Bussiness

Harley-Davidson shares tank as coronavirus spurs quarterly loss

Harley-Davidson on Tuesday reported an unexpected quarterly loss due to disruptions caused by the coronavirus pandemic, sending its shares sliding more than 9 percent in morning trade.

It also unveiled a restructuring strategy that aims to shift focus back to more profitable motorcycles and core markets such as the US.

Harley has been struggling for years to grow sales beyond baby boomers. The company has not posted retail sales growth in the US, its biggest market, in the past 14 quarters.

The pandemic has exacerbated its challenges.

In the latest quarter, U.S. retail sales plunged 27 percent year-on-year, the steepest fall in at least six years. Overall, motorcycles revenue dived 53 percent year-on-year to $669 million, hurt by the temporary suspension of production due to COVID-19 related lockdowns.

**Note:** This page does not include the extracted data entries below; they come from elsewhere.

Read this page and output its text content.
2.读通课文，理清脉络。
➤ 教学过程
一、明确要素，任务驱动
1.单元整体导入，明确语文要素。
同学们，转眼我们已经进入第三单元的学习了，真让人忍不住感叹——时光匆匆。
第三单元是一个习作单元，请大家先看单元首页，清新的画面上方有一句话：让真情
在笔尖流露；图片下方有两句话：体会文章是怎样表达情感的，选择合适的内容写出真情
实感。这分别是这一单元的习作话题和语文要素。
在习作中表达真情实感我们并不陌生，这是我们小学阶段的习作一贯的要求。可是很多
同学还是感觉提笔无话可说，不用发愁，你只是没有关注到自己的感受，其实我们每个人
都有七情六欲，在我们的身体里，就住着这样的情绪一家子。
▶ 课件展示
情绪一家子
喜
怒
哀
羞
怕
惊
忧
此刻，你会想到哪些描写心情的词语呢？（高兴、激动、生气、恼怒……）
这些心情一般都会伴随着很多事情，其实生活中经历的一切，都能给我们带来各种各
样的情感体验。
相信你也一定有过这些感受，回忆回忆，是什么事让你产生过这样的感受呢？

Harley reported a loss of 60 cents per share for the quarter through June, compared with a profit of $1.23 per share a year ago. Analysts on average expected a profit of 4 cents per share, according to IBES data from Refinitiv.

Shares were last trading down 5 percent, at $27.80.

While retail sales have improved sequentially since April with the lifting of pandemic shutdowns, Harley declined to provide an earnings guidance.

Chief Executive Jochen Zeitz has tightened supplies and cut production, reducing global dealer inventory and driving up prices for pre-owned bikes, which used to be a drag on new bike sales.

Zeitz, who took the reins in February, said the company will avoid price discounts and promotions to drive sales. “Focusing on desirability will be the future,” he said.